L’Association tunisienne des sages-femmes a appelé ce samedi à l’ouverture d’un dialogue national participatif réunissant le ministère de la Santé, les professionnels de santé, les experts juridiques et les représentants de la société civile pour discuter de l’avenir de l’accouchement accompagné à domicile en Tunisie. Elle a précisé que le cadre juridique en vigueur ne contient pas de disposition explicite interdisant l’accouchement à domicile, soulignant que les textes régissant l’exercice libéral de la profession de sage-femme permettent d’intervenir en dehors des établissements de santé et, le cas échéant, à domicile.
L’Association tunisienne des sages-femmes a lancé ce samedi un appel en faveur de l’ouverture d’un dialogue national participatif.
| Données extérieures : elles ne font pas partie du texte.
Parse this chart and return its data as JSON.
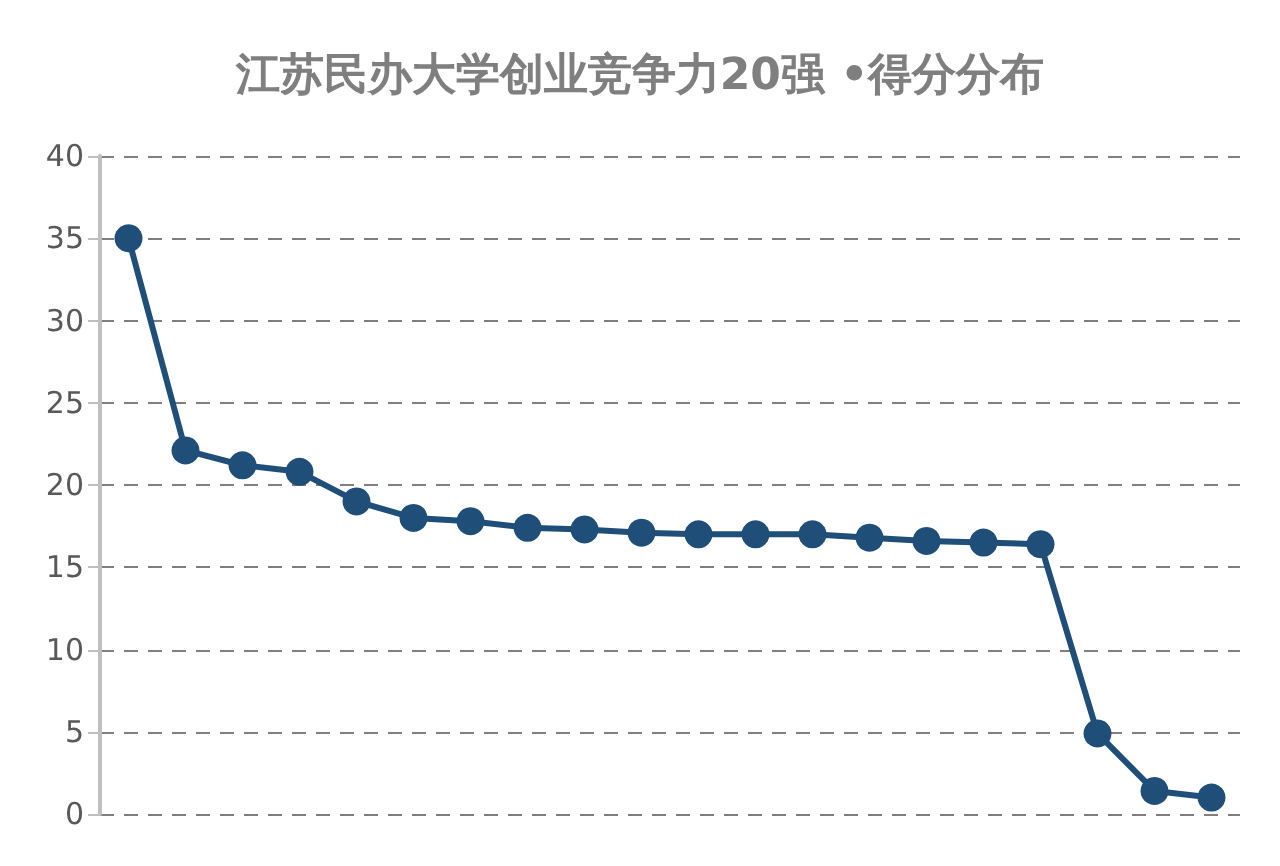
{
  "chart_data": {
    "type": "line",
    "title": "江苏民办大学创业竞争力20强 •得分分布",
    "categories": [
      null,
      null,
      null,
      null,
      null,
      null,
      null,
      null,
      null,
      null,
      null,
      null,
      null,
      null,
      null,
      null,
      null,
      null,
      null,
      null
    ],
    "series": [
      {
        "color": "#1f4e79",
        "values": [
          35,
          22.1,
          21.2,
          20.8,
          19.0,
          18.0,
          17.8,
          17.4,
          17.3,
          17.1,
          17.0,
          17.0,
          17.0,
          16.8,
          16.6,
          16.5,
          16.4,
          4.9,
          1.4,
          1.0
        ]
      }
    ],
    "ylim": [
      0,
      40
    ],
    "yticks": [
      0,
      5,
      10,
      15,
      20,
      25,
      30,
      35,
      40
    ],
    "grid": "y",
    "marker": "circle",
    "line_style": "solid"
  }
}
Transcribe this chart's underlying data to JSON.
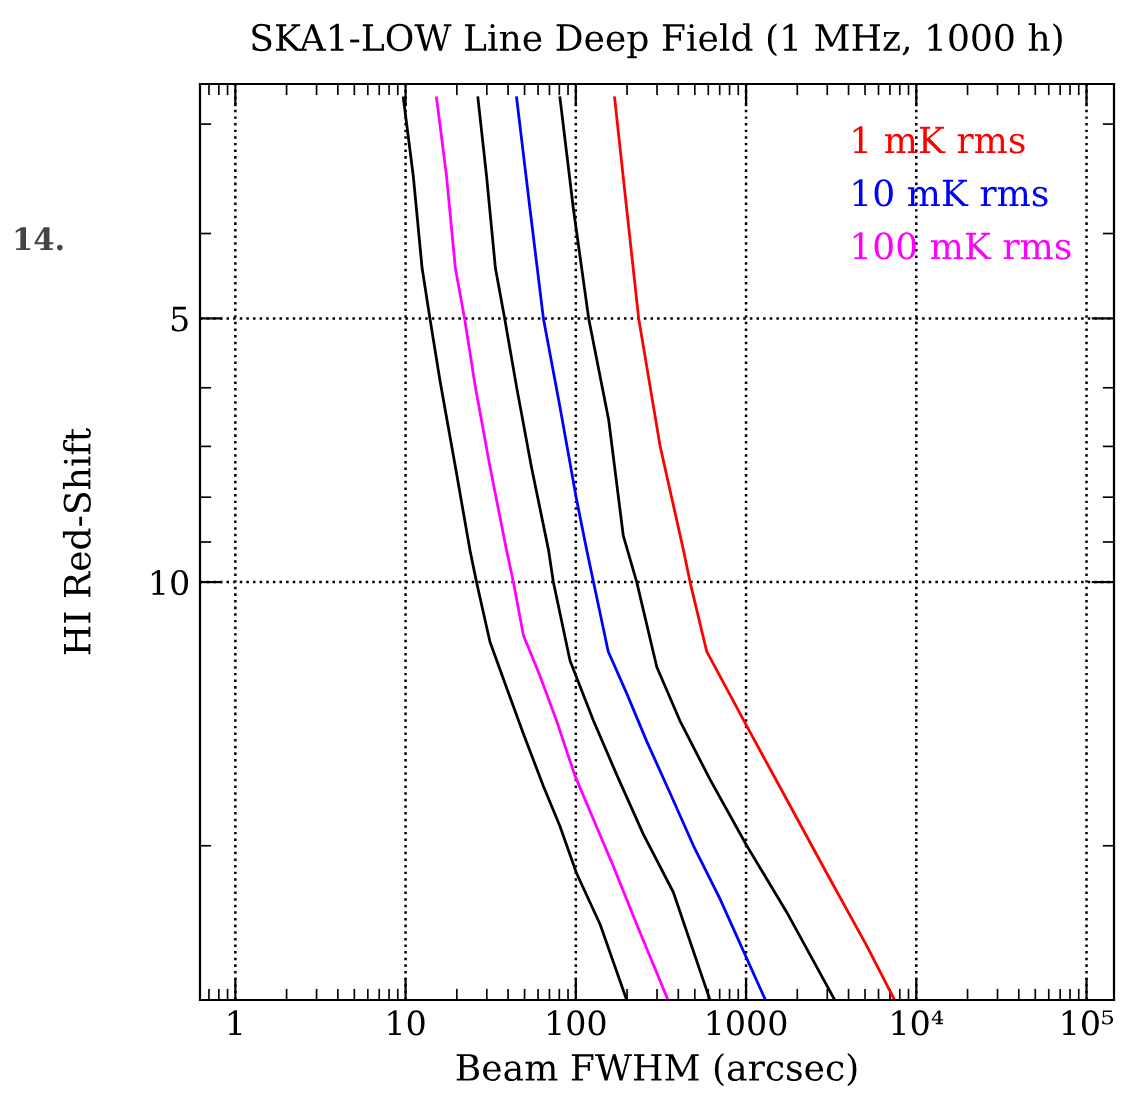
{
  "chart_data": {
    "type": "line",
    "title": "SKA1-LOW Line Deep Field (1 MHz, 1000 h)",
    "xlabel": "Beam FWHM (arcsec)",
    "ylabel": "HI Red-Shift",
    "log": "xy",
    "xlim": [
      0.62,
      145000
    ],
    "ylim": [
      30,
      2.7
    ],
    "xticks": [
      1,
      10,
      100,
      1000,
      {
        "value": 10000,
        "label": "10⁴"
      },
      {
        "value": 100000,
        "label": "10⁵"
      }
    ],
    "yticks": [
      5,
      10
    ],
    "grid": true,
    "line_style": "solid",
    "marker": "none",
    "legend": "top right",
    "annotations": [
      "14."
    ],
    "series": [
      {
        "color": "#000000",
        "x": [
          9.7,
          11.1,
          12.5,
          13.9,
          15.9,
          19.6,
          23.9,
          26.1,
          31.3,
          39.2,
          49.2,
          64.5,
          80.7,
          101,
          139,
          199
        ],
        "values": [
          2.8,
          3.44,
          4.38,
          5.0,
          5.88,
          7.38,
          9.2,
          10,
          11.7,
          13.2,
          14.9,
          17.1,
          19,
          21.5,
          24.6,
          30
        ]
      },
      {
        "name": "100 mK rms",
        "color": "#ff00ff",
        "x": [
          15.2,
          17.4,
          19.6,
          22.2,
          25.7,
          31.3,
          39.2,
          43,
          49.2,
          61.6,
          77.1,
          98.4,
          132,
          166,
          228,
          348
        ],
        "values": [
          2.8,
          3.44,
          4.38,
          5.0,
          5.99,
          7.38,
          9.2,
          10,
          11.5,
          12.8,
          14.4,
          16.6,
          19,
          21.1,
          24.6,
          30
        ]
      },
      {
        "color": "#000000",
        "x": [
          26.6,
          29.9,
          33.7,
          38.2,
          44.9,
          54.8,
          69.2,
          73.8,
          92.5,
          127,
          174,
          249,
          374,
          614
        ],
        "values": [
          2.8,
          3.44,
          4.38,
          5.0,
          5.99,
          7.38,
          9.2,
          10,
          12.3,
          14.4,
          16.6,
          19.4,
          22.6,
          30
        ]
      },
      {
        "name": "10 mK rms",
        "color": "#0000ff",
        "x": [
          44.9,
          53.8,
          64.5,
          80.7,
          101,
          116,
          127,
          155,
          199,
          261,
          357,
          491,
          703,
          1300
        ],
        "values": [
          2.8,
          3.75,
          5.0,
          6.31,
          8.05,
          9.2,
          10,
          12,
          13.4,
          15.2,
          17.4,
          20,
          23,
          30
        ]
      },
      {
        "color": "#000000",
        "x": [
          80.7,
          96.8,
          119,
          156,
          190,
          228,
          299,
          409,
          614,
          1010,
          1730,
          3320
        ],
        "values": [
          2.8,
          3.75,
          5.0,
          6.53,
          8.85,
          10,
          12.5,
          14.4,
          16.8,
          20,
          23.8,
          30
        ]
      },
      {
        "name": "1 mK rms",
        "color": "#ff0000",
        "x": [
          169,
          199,
          234,
          313,
          429,
          469,
          587,
          1010,
          1730,
          2980,
          5110,
          7460
        ],
        "values": [
          2.8,
          3.75,
          5.0,
          7.0,
          9.2,
          10,
          12,
          14.6,
          17.7,
          21.5,
          26,
          30
        ]
      }
    ]
  }
}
Ce dialogue impliquerait le ministère de la Santé, les professionnels de santé, des experts juridiques ainsi que des représentants de la société civile, afin de discuter de l’avenir de l’accouchement à domicile en Tunisie et d’établir un cadre juridique approprié pour sa réglementation.
Cet appel a été formulé dans un communiqué diffusé à l’occasion de la Journée mondiale de l’accouchement à domicile. L’association a souligné l’importance de créer un cadre législatif et réglementaire qui définirait les conditions entourant l’accouchement à domicile, les normes de sécurité requises, ainsi que les mécanismes de coordination avec les structures de santé. L’objectif est d’assurer la sécurité de la mère et du nouveau-né, tout en tenant compte des évolutions sociales et de la demande croissante pour ce type de soins.
L’association a également mis en avant la nécessité de reconnaître les accouchements à domicile comme une réalité sanitaire et sociale digne d’étude et de régulation. Elle a insisté sur le droit des femmes à choisir librement le lieu de leur accouchement et le mode de prise en charge qui répondent à leurs besoins, tout en respectant les normes scientifiques et en garantissant la sécurité.
Elle a précisé qu’en Tunisie, des accouchements à domicile peuvent survenir de manière urgente ou imprévue à cause de la rapidité du travail ou des difficultés d’accès aux établissements de santé, ou encore à la demande de femmes souhaitant accoucher dans leur environnement familial.
L’association a également signalé que le cadre juridique actuel ne contient pas de mention explicite interdisant l’accouchement à domicile. Elle a souligné que les textes qui régissent l’exercice libéral de la profession de sage-femme permettent des interventions en dehors des établissements de santé, y compris à domicile si nécessaire.
L’association a averti que l’absence d’un cadre juridique et réglementaire clair n’empêche pas la réalisation de ces accouchements, mais expose les femmes et les professionnels à une précarité sur le plan juridique et réglementaire. Cela limite également la capacité du système de santé à garantir des parcours d’orientation et de prise en charge sûrs.
Dans ce contexte, elle a appelé à un renforcement du rôle des sages-femmes dans les soins de santé communautaires. Cela inclurait un accompagnement des femmes tout au long des différentes étapes de la grossesse, de l’accouchement et de la période postnatale, pour leur permettre de prendre des décisions éclairées concernant le lieu de leur accouchement et le type de prise en charge approprié.